Photo Credit: Drew West
I am finally wrapping up my time in the U.S., and my sweet husband, Drew, has been busy at work this past month while we have been apart. He has enjoyed creating things to make our house more beautiful, including this little planter picture above to display our new plant collection in Zambia. Not only is it cute, but it also helps our plants get the optimal amount of sunlight, and it also helps protect them from being washed away in the tropical rainy season. Drew has always had a love for plants, and I am counting on some deliciously fresh herbs that will enhance the beauty and character of our yard, and also increase the deliciousness on our plates!
I just finished an amazing time of gathering with other people that work for my organization in the U.S., Canada, and/or around the world in one of the 58 countries where we have offices. I mentioned in my post last week about how beautiful it was to witness the unity of the body of Christ through this organization, and now as I am reflecting on all that we learned, one of the ideas I will take with me is the importance of planting roots.
My generation is quite infamous for having few attachments. We are known for following our interests in the moment, and as our interests change, our location and job may change too. We’re not attached to a certain career or city if it’s not serving our needs. A few generations before, many would have been happy to work for the same company their entire career, but our generation is known for career change and spontaneity. However, though it may be positive that we are not afraid of change and seek authenticity and personal fulfillment, this attitude may bring about a lack of desire to build roots somewhere. Many would value zero attachments to anything.
Even in my own journey, I have been through 4 jobs and 6 homes in the past 3 years, and I feel quite normal. My husband Drew and I moved to Zambia last year, and though he entered a four-year program, I told everyone as we left that we would take it one year at a time. Now that a year has gone by, we are ready to say that we would like to be here at least the next 3 years, but I still find myself dreaming and longing to know what comes next. Where will we go? What will we do? How is life going to look after we get through where we are right now?
Conversely, I feel God calling me back to focus more on where I am now, drawing me to not only dream about what is to come, but to find places that I can establish roots. No matter how long I find myself in any one place, will I ever regret investing where I am? That’s the cool thing about roots, they must go deep enough in the beginning so that the plant will survive if and when it goes to a new home. Roots are important and give life in the moment, but they are also transferable. I know the feeling of hesitation to strive for deep friendships in new a place that has a definite end date quickly approaching, but I have to remind myself that meaningful friendships can blossom in both short and long seasons.
Heck, after spending a week and a half with people during training this past week, I am so thankful to have shared life with about 23 other people whose lives are rich, powerful and inspiring. One of my new friends I met this week reminded me of one of the most beautiful biblical stories of a woman who had very deep roots. Though life brought much heartache, many trials and transitions, God rewarded her roots. Through her faithfulness in each season, He displays His unending faithfulness throughout all generations.

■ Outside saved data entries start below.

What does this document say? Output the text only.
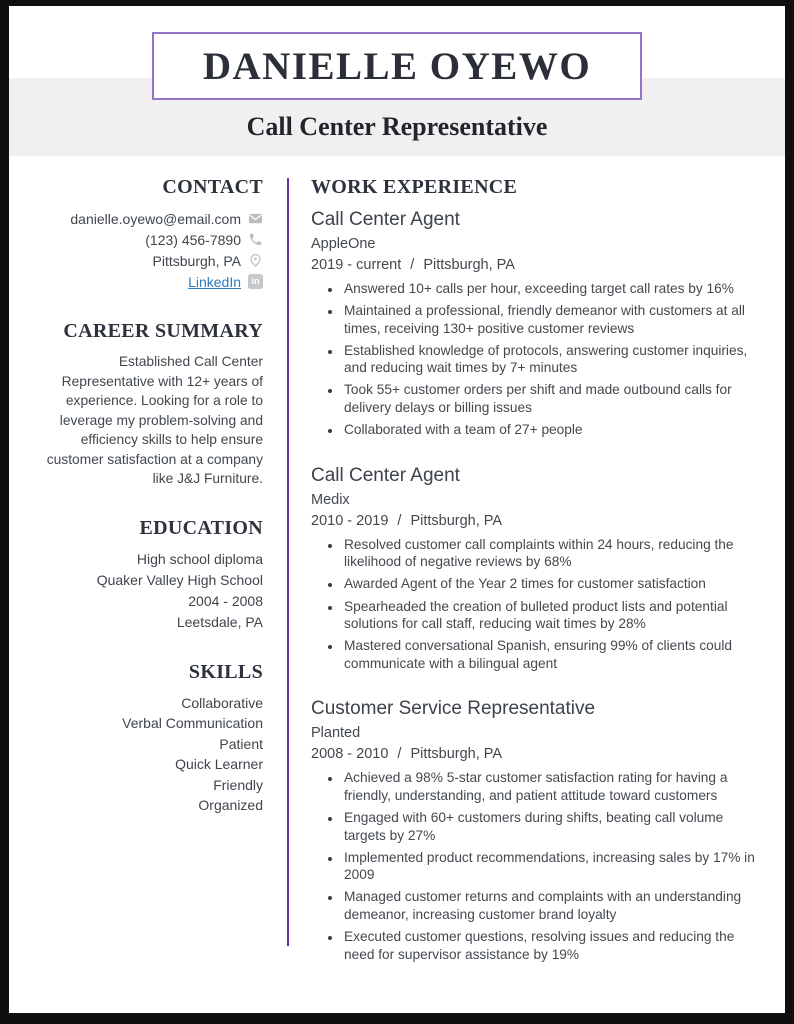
DANIELLE OYEWO
Call Center Representative
CONTACT
danielle.oyewo@email.com
(123) 456-7890
Pittsburgh, PA
LinkedIn	in
CAREER SUMMARY

Established Call Center Representative with 12+ years of experience. Looking for a role to leverage my problem-solving and efficiency skills to help ensure customer satisfaction at a company like J&J Furniture.

EDUCATION
High school diploma
Quaker Valley High School
2004 - 2008
Leetsdale, PA
SKILLS
Collaborative
Verbal Communication
Patient
Quick Learner
Friendly
Organized
WORK EXPERIENCE
Call Center Agent
AppleOne
2019 - current / Pittsburgh, PA
• Answered 10+ calls per hour, exceeding target call rates by 16%
• Maintained a professional, friendly demeanor with customers at all times, receiving 130+ positive customer reviews
• Established knowledge of protocols, answering customer inquiries, and reducing wait times by 7+ minutes
• Took 55+ customer orders per shift and made outbound calls for delivery delays or billing issues
• Collaborated with a team of 27+ people
Call Center Agent
Medix
2010 - 2019 / Pittsburgh, PA
• Resolved customer call complaints within 24 hours, reducing the likelihood of negative reviews by 68%
• Awarded Agent of the Year 2 times for customer satisfaction
• Spearheaded the creation of bulleted product lists and potential solutions for call staff, reducing wait times by 28%
• Mastered conversational Spanish, ensuring 99% of clients could communicate with a bilingual agent
Customer Service Representative
Planted
2008 - 2010 / Pittsburgh, PA
• Achieved a 98% 5-star customer satisfaction rating for having a friendly, understanding, and patient attitude toward customers
• Engaged with 60+ customers during shifts, beating call volume targets by 27%
• Implemented product recommendations, increasing sales by 17% in 2009
• Managed customer returns and complaints with an understanding demeanor, increasing customer brand loyalty
• Executed customer questions, resolving issues and reducing the need for supervisor assistance by 19%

The story of Ruth begins with an Israelite family that has to leave their own home to escape a famine and build roots in the land of Moab. The two sons end up marrying women in this new land, and evntually all the men in the family die and the women are left to mourn their losses together.
“Then they lifted up their voices and wept again. And Orpah kissed her mother-in-law, but Ruth clung to her.” Ruth 1:14
These women built roots with one another. One woman felt the call to leave, and built a new life somewhere else. The other woman built her roots even deeper around her mother-in-law and the story continues,
“But Ruth said, ‘Do not urge me to leave you or return from following you. For where you go I will go, and where you lodge I will lodge. Your people shall be my people and your God my God.” Ruth 1:16
And so Ruth and her mother-in-law, Naomi, made a new home together in the land of Naomi’s people. Their roots grow deeper with one another and in their new community as they find a way to survive and God honors their faithfulness. This is where Bible story meets juicy love story! Ruth and Boaz, one of Naomi’s honorable relatives, find one another and Boaz is amazed at Ruth’s faithfulness,
“But Boaz answered her, ‘All that you have done for your mother in law since the death of your husband has been fully told to me, and how you left your father and mother and your native land and came to a people that you did not know before. The Lord repay you for what you have done, and a full reward be given to you by the Lord the God of Israel, under whose wings you have come to take refuge.’” Ruth 2:11
Spoiler alert: Ruth and Boaz end up getting married, and their son becomes one of the most beloved kings of Israel, David, a man after God’s own heart. What a gorgeous and romantic story of God redeeming His people, and we know that He continues to do so today. Where has He called your to plant roots today? Or are you working up the courage to be uprooted and start somewhere new?
He who has called us is faithful, may we live faithfully rooted in Him. Let us participate in the story He has called us to live out this day, and fight the temptation to be shallow and temporary. May the Lord guide us and deepen our roots.